Led by Bryce Hruska, assistant professor of public health in the Falk College, investigators looked at the sleep patterns of 79 EMS workers from Central New York. The results were published in Sleep Health: Journal of the National Sleep Foundation. They found that EMS workers who typically experienced poorer sleep quality reported greater anger levels. Workers who routinely experienced poor sleep quality reported anger levels that were 18 to 35 percent higher compared to workers receiving fair sleep quality. Regardless of their typical sleep quality, days when workers experienced poorer sleep than usual were characterized by higher levels of anger. On a day when a worker experienced poorer sleep quality than usual for them, their anger levels were five percent higher on that day regardless of their typical sleep quality.
“We examined sleep quality as opposed to sleep quantity. This was intentional,” says Hruska. “While both sleep quantity and sleep quality are important sleep metrics, research indicates that sleep quality may be a superior predictor of many health and emotion related outcomes.”
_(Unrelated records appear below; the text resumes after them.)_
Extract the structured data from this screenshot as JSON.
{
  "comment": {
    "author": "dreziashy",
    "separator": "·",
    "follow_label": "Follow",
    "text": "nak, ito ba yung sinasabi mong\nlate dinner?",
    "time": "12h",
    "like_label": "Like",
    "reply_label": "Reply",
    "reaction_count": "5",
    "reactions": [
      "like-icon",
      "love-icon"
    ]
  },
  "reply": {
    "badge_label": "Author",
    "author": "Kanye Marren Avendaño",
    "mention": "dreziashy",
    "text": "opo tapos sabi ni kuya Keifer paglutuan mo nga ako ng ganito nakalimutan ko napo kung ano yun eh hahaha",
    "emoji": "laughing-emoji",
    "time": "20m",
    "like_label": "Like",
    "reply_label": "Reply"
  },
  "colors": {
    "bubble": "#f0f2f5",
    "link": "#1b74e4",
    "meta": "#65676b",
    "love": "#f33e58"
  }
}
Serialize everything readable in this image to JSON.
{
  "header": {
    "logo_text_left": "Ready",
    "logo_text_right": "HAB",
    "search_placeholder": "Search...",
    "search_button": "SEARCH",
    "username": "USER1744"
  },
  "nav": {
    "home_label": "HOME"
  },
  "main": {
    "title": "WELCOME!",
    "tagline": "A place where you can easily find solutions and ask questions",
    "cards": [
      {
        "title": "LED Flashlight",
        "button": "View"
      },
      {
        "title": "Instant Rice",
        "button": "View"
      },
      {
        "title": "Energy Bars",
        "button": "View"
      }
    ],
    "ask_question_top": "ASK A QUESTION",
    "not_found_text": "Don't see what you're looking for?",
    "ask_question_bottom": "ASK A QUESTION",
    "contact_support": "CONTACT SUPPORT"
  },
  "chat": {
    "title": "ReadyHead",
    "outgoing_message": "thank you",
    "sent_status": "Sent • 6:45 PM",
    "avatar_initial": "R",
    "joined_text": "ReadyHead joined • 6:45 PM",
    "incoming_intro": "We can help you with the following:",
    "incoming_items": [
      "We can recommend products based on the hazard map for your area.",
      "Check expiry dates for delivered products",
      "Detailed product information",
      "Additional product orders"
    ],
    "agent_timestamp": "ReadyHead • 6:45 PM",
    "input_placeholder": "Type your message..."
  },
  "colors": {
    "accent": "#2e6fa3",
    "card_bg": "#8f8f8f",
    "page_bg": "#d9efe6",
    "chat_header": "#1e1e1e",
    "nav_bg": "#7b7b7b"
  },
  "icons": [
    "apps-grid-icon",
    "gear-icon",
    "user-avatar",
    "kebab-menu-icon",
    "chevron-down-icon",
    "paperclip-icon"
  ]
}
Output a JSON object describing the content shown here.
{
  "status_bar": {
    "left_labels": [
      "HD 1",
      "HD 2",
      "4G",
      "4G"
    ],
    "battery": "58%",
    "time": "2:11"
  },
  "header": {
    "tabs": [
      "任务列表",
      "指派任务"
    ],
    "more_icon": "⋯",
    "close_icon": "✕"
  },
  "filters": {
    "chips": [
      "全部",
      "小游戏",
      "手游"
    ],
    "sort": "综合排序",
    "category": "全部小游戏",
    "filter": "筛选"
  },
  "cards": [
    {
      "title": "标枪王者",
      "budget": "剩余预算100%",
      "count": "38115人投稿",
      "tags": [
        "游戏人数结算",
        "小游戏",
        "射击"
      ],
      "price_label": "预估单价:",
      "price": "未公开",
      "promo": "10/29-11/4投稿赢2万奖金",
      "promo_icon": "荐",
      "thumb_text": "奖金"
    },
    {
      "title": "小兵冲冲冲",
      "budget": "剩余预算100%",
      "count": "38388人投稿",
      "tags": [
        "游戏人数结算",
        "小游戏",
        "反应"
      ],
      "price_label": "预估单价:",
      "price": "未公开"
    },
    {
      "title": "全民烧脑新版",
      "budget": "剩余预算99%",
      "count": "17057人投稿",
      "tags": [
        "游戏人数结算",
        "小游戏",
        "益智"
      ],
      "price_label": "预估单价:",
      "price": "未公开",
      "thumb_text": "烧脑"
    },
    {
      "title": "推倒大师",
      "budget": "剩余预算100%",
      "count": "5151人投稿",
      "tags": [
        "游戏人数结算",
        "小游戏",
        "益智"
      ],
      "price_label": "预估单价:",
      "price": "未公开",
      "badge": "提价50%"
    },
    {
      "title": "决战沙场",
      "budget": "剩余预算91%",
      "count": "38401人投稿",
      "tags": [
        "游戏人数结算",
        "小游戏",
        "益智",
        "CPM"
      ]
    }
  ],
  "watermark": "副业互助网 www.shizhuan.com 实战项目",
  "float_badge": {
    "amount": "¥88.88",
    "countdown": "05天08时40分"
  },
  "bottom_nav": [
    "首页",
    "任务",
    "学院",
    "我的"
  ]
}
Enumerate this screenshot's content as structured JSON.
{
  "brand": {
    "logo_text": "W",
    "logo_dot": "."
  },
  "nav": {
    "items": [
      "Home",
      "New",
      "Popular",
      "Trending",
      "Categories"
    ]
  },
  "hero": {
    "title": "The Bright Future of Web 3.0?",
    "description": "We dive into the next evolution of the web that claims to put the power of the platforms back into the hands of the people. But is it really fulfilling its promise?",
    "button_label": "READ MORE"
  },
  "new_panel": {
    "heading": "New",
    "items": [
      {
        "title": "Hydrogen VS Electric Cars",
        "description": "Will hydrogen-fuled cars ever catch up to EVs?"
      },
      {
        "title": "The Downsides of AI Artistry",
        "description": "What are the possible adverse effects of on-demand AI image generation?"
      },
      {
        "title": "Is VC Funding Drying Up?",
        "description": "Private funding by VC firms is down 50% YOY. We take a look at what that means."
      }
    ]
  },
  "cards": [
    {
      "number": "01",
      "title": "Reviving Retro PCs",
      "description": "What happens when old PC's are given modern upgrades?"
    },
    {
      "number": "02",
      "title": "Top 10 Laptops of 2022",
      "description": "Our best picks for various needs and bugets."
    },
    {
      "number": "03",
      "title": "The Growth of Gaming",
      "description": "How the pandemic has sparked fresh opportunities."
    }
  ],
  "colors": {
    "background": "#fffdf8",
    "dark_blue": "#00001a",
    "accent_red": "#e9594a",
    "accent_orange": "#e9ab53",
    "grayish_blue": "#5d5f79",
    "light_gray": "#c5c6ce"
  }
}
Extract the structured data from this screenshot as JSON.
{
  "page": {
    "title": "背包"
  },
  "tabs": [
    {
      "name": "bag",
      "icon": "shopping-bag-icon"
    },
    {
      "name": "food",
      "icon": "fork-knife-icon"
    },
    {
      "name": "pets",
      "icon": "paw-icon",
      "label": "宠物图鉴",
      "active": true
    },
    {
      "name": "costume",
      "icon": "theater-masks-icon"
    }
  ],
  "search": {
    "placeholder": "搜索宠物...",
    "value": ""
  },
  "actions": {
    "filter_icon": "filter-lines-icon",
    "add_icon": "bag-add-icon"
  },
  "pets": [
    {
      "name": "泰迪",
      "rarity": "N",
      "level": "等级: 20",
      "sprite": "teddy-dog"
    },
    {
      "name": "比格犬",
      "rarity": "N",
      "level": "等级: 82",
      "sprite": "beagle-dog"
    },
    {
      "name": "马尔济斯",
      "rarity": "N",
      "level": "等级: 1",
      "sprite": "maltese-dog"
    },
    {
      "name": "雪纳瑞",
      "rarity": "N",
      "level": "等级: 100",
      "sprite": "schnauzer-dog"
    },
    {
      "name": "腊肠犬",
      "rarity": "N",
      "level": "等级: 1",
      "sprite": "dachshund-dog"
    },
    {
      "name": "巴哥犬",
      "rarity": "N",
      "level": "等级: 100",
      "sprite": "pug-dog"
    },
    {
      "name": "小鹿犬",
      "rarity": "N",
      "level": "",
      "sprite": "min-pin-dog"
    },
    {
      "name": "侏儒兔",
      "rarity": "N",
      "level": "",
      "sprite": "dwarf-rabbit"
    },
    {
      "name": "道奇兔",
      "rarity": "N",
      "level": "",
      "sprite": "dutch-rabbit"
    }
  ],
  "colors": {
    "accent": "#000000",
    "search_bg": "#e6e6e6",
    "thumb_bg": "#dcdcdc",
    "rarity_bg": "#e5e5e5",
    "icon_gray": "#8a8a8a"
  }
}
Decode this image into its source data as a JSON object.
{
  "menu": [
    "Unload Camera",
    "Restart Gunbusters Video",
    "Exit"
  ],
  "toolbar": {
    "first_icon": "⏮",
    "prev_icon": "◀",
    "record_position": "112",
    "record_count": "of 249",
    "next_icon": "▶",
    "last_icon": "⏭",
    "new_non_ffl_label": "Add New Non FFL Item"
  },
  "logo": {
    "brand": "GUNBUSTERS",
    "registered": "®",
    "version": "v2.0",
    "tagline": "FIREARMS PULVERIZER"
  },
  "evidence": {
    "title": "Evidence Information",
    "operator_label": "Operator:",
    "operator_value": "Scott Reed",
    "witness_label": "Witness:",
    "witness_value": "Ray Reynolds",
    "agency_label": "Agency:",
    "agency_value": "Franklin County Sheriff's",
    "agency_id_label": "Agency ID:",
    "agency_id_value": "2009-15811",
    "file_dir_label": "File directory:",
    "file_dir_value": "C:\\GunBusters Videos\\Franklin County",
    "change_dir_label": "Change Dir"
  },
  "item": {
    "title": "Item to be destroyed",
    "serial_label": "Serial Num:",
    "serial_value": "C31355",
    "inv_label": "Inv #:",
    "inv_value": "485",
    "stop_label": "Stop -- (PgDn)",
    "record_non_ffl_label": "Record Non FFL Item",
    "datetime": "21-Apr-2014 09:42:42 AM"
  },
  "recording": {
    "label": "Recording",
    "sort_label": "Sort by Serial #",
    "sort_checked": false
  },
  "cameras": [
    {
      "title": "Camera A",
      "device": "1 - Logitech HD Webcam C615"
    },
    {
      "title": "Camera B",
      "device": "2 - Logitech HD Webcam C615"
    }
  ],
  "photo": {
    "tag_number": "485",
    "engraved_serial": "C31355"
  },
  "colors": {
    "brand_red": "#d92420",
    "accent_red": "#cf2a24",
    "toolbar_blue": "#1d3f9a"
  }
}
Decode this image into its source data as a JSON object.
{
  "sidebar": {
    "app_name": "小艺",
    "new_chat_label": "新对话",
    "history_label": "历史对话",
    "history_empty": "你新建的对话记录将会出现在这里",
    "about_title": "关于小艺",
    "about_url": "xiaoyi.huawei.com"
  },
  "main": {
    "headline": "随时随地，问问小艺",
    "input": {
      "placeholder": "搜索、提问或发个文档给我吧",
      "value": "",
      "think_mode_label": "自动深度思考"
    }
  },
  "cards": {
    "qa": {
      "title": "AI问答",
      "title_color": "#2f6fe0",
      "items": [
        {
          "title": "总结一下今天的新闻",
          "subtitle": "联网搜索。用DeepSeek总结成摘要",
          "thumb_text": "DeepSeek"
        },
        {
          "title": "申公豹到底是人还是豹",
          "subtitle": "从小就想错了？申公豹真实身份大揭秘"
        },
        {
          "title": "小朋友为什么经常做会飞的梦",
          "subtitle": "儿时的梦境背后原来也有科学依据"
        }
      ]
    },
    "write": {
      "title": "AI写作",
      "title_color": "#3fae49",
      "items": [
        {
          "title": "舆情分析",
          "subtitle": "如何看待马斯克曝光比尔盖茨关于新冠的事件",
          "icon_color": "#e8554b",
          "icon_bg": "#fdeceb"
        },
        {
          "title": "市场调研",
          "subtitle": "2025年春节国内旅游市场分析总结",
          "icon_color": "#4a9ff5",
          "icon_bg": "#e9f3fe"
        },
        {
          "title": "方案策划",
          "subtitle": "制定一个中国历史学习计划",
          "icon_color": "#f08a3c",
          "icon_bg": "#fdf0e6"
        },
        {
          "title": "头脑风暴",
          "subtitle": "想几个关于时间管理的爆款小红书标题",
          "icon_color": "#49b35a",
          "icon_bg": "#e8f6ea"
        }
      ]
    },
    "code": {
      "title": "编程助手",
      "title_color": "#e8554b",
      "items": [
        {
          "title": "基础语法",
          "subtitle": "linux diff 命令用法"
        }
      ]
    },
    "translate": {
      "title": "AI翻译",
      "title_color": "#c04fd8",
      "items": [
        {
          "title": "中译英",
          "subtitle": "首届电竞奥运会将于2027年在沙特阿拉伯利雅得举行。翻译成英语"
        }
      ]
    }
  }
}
What might this mean for patient care? “There are documented connections between anger in the workplace and the impact that it has on organizational function, work climate and employee satisfaction,” says Hruska. “For example, when supervisors use anger to influence employees’ behaviors, it may promote retaliatory behaviors and lead to strained interpersonal relationships. This could be really problematic for a field like emergency medicine because high functioning teams are crucial for ensuring effective patient care.”
As for what’s causing poor sleep and more anger, Hruska says it’s likely the difficult nature of EMS work during the pandemic. “Even though we are transitioning out of the “emergency” phase of the pandemic as COVID-related hospitalizations continue to decline, many EMS workers are simply tapped out. The long hours that are a routine feature of the profession are being felt more deeply,” says Hruska.
With this in mind, Hruska says it’s critical that sleep quality is considered crucial for EMS workers. “Our research suggests that habitual experiences and behaviors might be important targets compared to impactful, yet more infrequent day-to-day experiences. For example, some EMS workers tend to take more overnight shifts than others. Establishing an agency policy that limits the number of consecutive overnight shifts might be important. Sleep hygiene habits are also important. Regular over-caffeination, sugary snack consumption, or lack of physical exercise can detract from sleep quality. Sleep hygiene education training during employee onboarding may help to raise awareness around the importance of practicing habits that promote sleep quality.”